A study conducted on July 12-14 by research firms Geo poll and Ipsos Kenya on youth revealed that Kenyans between ages 18 and 29 years spend an average of Kshs 1550 on betting per month. The survey also showed that 73 percent of surveyed Kenyans, who were male, aged between 25 and 34years were aware of the recent ban on betting by the government. Kenyan mobile based sports betting industry has in the recent past recorded phenomenal growth attributed to the ease of placing bets online via mobile phone platforms like M- Pesa. According to a research conducted by Amani Mwadime from the United States International University Africa (USIU), on Sports betting in Kenya, majority of the individuals engaging in sports betting are male below 40years. In addition, their biggest source of income is salaries, indicating that employed individuals had a higher probability of engaging in sports betting more than entrepreneurs and unemployed individuals.
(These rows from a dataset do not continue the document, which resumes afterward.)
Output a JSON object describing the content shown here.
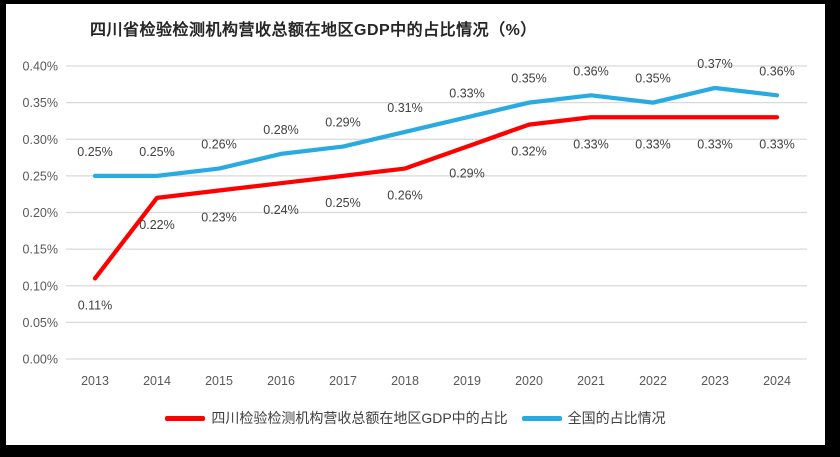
{
  "chart_data": {
    "type": "line",
    "title": "四川省检验检测机构营收总额在地区GDP中的占比情况（%）",
    "categories": [
      "2013",
      "2014",
      "2015",
      "2016",
      "2017",
      "2018",
      "2019",
      "2020",
      "2021",
      "2022",
      "2023",
      "2024"
    ],
    "series": [
      {
        "name": "四川检验检测机构营收总额在地区GDP中的占比",
        "color": "#FF0000",
        "values": [
          0.11,
          0.22,
          0.23,
          0.24,
          0.25,
          0.26,
          0.29,
          0.32,
          0.33,
          0.33,
          0.33,
          0.33
        ],
        "labels": [
          "0.11%",
          "0.22%",
          "0.23%",
          "0.24%",
          "0.25%",
          "0.26%",
          "0.29%",
          "0.32%",
          "0.33%",
          "0.33%",
          "0.33%",
          "0.33%"
        ],
        "label_position": "below"
      },
      {
        "name": "全国的占比情况",
        "color": "#29ABE2",
        "values": [
          0.25,
          0.25,
          0.26,
          0.28,
          0.29,
          0.31,
          0.33,
          0.35,
          0.36,
          0.35,
          0.37,
          0.36
        ],
        "labels": [
          "0.25%",
          "0.25%",
          "0.26%",
          "0.28%",
          "0.29%",
          "0.31%",
          "0.33%",
          "0.35%",
          "0.36%",
          "0.35%",
          "0.37%",
          "0.36%"
        ],
        "label_position": "above"
      }
    ],
    "y_axis": {
      "min": 0,
      "max": 0.4,
      "step": 0.05,
      "tick_labels": [
        "0.00%",
        "0.05%",
        "0.10%",
        "0.15%",
        "0.20%",
        "0.25%",
        "0.30%",
        "0.35%",
        "0.40%"
      ]
    },
    "x_axis": {
      "label": ""
    },
    "grid": true,
    "legend_position": "bottom",
    "colors": {
      "gridline": "#D9D9D9",
      "axis_text": "#595959",
      "data_label_text": "#404040",
      "title_text": "#262626",
      "background": "#FFFFFF",
      "frame": "#000000"
    }
  }
}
Sports betting and mobile money have become codependent. Indeed, sports betting has enabled the growth of mobile money. This is because many people who bet rely on these mobile money platforms to place their bets. The seamless integration of mobile money wallets and sports betting platforms, reliability and consistency, ease of use and ease of access to mobile money is what has been a major enabler of sports betting.
From Geo Poll Survey Reports, Kenya has the highest number of youth engaged in gambling in Sub Saharan Africa (SSA).The 2017 Geo Poll study observed that gambling was becoming popular particularly among males in SSA due to their high affinity towards sports and technology, combined with the proliferation of local sports betting players and the convenience of the mobile phone as a tool of gambling.
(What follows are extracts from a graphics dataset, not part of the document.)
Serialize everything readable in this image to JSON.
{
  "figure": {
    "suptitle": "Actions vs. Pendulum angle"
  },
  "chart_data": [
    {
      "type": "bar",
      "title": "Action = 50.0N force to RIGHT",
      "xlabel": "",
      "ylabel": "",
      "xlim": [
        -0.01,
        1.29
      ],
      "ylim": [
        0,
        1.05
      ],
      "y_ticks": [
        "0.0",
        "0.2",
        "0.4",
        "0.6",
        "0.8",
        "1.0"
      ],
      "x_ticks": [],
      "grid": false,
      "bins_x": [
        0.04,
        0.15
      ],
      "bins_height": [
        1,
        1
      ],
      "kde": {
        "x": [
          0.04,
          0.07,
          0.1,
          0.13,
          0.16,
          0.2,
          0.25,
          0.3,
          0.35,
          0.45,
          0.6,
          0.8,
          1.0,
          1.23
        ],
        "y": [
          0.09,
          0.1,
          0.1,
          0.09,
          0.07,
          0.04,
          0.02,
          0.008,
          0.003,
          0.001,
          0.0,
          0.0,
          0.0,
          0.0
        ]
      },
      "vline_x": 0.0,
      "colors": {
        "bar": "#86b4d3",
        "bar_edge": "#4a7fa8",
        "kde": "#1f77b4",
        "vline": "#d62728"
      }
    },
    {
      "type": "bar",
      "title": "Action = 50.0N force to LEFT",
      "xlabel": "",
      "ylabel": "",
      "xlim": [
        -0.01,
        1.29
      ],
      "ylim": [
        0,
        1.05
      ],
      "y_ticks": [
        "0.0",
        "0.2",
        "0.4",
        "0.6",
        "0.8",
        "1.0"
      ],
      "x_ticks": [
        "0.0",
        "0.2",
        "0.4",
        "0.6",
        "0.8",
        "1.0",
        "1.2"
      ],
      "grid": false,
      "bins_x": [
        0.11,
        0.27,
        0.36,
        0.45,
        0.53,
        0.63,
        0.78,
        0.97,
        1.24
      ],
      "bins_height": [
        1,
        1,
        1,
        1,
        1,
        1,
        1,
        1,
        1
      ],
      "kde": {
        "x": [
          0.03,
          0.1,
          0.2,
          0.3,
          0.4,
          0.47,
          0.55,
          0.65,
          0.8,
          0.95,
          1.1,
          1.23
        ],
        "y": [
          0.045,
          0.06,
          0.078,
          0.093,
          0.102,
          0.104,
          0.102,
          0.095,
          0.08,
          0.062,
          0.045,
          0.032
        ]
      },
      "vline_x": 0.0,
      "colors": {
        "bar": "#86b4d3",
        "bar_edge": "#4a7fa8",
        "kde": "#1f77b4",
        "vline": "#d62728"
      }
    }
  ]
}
Negative Effects of Sports Betting
According to an article for Quartz Africa by Abdi Latif Dahir in the year 2017, gambling addiction was found to have been on the rise in Kenya leaving young people broke and suicidal. Researchers warned about the compulsive nature of gambling and lack of proper safeguards to thwart underage gambling. On 10th July, the Kenya Betting Control and Licensing Board ordered telcos to shut down pay bill numbers and short codes of 27 betting companies whose licenses were yet to be renewed. The order by Kenya’s Betting Control and Licensing Board, contained in a letter dated July 10, sought to shut down a multibillion shilling industry that had been on the roll.
In conclusion, putting the positive and negative effects and the economic implications aside, Kenya is currently heavily indebted. Therefore, Kenya cannot turn a blind eye to the profitable nature of the betting industry because despite the ban, research has proven that young people are still betting and using Ksh1550 per month which is not currently being taxed. Coordinating with the betting company and creating a good relationship will instead generate revenue for this country. Right now no one can be considered a winner in this tussle.